Но война не только истребляет старые общественные слои, она по своему и перевоспитывает их. Прежде всего разбивается оседлость — и как факт и как психологический склад. Никогда ещё такое количество людей не вырывалось из привычных условий существования. Крестьяне, не покидавшая села, ремесленники, которые никогда не были в Париже и для которых путешествие в главный город департамента уже составлял событие, перевидали за время войны столько городов, людей и событий, сколько они сами и их отцы не видали в течение ряда десятилетий. Все старые мерки: семейные, домашние, провинциальные, профессиональные оказываются совершенно непригодными для размаха событий.

Сейчас, в грохоте войны, который одновременно и пробуждает и оглушает, эти духовные преобразования не так заметны. Но завтра они обнаружатся с полной силой. Южный винодел, который в течение двух лет сражался бок-о-бок с англичанами, индусами, неграми, потом русскими, брал немецкие траншеи, наблюдал пленных, сопоставлял, вынужден был оценивать качество русского административного аппарата и шансы греческого и румынского вмешательства — этот винодел выйдет из войны совсем не тем человеком, каким вошёл в неё — если он, разумеется, выйдет из неё… Ещё в бóльшей мере это относится к городскому рабочему, как психически более подвижному и восприимчивому типу. Несмотря на колоссальный взрыв национальных страстей (лампа тоже ярко вспыхивает, прежде чем потухнуть) эта война в конечном счёте поднимет на небывалую раньше высоту чувство «универсальности», сознание неразрывной связи судьбы отдельного человека с судьбой всего человечества. Выйдя из окопов и очнувшись от пламени, грохота и дыма, человек не вернётся в прежнюю духовную скорлупу. Никогда! Он уже не будет считать «миром» собрание своих односельчан. Он станет подводить итоги, искать новых, более широких критериев, и прежде всего он освободится от многих традиционных фетишей. Он получит небывалый вкус к критике, и что не менее важно — к дерзанию. Может быть впервые он станет по настоящему тем, чем видел его Аристотель: политическим животным.

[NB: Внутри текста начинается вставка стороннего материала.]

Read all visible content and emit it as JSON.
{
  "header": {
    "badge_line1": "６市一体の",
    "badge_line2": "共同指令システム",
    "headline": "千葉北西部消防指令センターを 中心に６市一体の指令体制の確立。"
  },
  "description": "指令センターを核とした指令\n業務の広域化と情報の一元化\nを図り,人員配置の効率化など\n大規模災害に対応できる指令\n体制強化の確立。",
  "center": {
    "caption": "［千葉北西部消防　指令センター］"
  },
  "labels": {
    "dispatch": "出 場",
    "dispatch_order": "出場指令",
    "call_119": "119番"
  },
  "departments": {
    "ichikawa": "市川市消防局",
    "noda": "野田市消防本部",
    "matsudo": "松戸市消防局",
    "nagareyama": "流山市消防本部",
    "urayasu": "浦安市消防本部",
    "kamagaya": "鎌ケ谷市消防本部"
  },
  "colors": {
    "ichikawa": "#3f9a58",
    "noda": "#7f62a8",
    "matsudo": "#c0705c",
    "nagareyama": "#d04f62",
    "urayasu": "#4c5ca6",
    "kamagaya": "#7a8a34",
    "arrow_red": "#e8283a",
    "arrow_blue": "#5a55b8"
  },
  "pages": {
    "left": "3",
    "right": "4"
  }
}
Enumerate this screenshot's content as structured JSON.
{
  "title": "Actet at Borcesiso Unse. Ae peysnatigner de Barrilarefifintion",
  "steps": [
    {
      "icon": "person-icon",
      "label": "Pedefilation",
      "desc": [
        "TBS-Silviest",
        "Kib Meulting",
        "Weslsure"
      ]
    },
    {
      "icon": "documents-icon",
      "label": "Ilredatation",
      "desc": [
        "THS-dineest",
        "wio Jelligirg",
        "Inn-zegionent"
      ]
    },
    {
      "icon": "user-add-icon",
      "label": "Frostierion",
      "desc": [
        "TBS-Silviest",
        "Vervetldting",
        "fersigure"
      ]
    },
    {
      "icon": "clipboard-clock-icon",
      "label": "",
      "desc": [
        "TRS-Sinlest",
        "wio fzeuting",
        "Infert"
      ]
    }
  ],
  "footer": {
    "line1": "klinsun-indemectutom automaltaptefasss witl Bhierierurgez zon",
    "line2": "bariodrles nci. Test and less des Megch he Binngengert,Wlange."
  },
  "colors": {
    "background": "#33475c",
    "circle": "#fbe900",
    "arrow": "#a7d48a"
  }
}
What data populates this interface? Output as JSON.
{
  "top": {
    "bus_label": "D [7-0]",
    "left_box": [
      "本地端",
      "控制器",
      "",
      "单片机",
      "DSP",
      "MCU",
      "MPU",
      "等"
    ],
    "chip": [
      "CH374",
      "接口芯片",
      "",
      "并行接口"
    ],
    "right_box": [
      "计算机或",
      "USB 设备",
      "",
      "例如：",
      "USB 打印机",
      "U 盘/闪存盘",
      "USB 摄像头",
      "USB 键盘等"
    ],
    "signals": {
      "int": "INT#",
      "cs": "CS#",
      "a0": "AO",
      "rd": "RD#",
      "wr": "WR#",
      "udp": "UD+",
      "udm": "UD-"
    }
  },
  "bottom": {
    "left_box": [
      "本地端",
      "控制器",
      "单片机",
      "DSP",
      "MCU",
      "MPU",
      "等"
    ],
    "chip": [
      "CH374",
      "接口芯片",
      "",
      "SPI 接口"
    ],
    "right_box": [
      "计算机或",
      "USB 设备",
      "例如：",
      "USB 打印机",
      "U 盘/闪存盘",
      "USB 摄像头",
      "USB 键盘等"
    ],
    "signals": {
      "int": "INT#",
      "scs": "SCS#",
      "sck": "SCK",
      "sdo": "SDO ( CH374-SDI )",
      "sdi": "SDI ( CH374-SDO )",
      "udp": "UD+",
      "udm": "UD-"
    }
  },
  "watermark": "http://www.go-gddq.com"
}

Если главной психической чертой считать слепую традицию, а дух новой эпохи искать в стремлении внести всюду разум: в технику производства, в политику, в экономические отношения, то можно с полным правом сказать, что испытания и опыт войны должен придать совершенно новый размах тому процессу всестороннего социального обновления, который так лениво, с остановками и попятными движениями совершался в течение прошлого столетия. А это значит, что мы вступаем в эпоху великих потрясений.